There is a pressing need for effective therapeutics for coronavirus disease 2019 (COVID-19), the respiratory disease caused by severe acute respiratory syndrome coronavirus 2 (SARS-CoV-2) virus. The process of drug development is a costly and meticulously paced process, where progress is often hindered by the failure of initially promising leads. To aid this challenge, in vitro human microphysiological systems need to be refined and adapted for mechanistic studies and drug screening, thereby saving valuable time and resources during a pandemic crisis. The SARS-CoV-2 virus attacks the lung, an organ where the unique three-dimensional (3D) structure of its functional units is critical for proper respiratory function. The in vitro lung models essentially recapitulate the distinct tissue structure and the dynamic mechanical and biological interactions between different cell types.

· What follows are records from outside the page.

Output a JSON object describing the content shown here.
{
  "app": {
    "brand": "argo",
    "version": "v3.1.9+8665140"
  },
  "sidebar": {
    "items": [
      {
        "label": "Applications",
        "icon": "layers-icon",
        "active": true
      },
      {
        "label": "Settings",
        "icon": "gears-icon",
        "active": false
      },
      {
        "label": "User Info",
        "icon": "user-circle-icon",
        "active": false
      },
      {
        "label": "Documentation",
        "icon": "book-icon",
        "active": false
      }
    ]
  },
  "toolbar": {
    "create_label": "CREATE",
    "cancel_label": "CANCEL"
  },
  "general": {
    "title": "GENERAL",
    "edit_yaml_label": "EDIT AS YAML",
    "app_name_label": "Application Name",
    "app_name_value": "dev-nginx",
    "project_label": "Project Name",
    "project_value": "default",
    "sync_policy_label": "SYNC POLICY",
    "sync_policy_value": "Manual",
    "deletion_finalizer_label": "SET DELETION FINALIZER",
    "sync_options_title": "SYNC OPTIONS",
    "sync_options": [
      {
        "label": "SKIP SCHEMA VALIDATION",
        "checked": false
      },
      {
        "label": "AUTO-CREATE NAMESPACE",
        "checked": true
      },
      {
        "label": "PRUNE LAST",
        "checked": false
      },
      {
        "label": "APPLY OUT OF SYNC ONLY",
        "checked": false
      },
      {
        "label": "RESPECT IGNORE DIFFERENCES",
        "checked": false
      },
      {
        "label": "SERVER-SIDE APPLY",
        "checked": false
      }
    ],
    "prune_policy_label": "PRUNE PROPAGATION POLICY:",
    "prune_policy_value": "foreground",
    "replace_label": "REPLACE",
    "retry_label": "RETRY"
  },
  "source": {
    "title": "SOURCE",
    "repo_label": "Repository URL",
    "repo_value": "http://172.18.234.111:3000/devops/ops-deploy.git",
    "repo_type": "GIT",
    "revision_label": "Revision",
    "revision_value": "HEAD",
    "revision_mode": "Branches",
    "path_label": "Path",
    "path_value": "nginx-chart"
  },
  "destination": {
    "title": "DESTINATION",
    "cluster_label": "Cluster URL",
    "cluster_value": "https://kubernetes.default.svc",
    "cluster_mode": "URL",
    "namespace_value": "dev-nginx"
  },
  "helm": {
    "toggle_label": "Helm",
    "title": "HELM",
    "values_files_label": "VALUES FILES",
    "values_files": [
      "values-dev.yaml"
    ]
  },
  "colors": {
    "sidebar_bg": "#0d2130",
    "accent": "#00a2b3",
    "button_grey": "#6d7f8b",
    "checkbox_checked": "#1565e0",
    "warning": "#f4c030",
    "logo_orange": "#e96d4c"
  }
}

Current model systems include Transwell, organoid and organ-on-a-chip or microphysiological systems (MPSs). We review models that have direct relevance toward modeling the pathology of COVID-19, including the processes of inflammation, edema, coagulation, as well as lung immune function. We also consider the practical issues that may influence the design and fabrication of MPS. The role of lung MPS is addressed in the context of multi-organ models, and it is discussed how high-throughput screening and artificial intelligence can be integrated with lung MPS to accelerate drug development for COVID-19 and other infectious diseases.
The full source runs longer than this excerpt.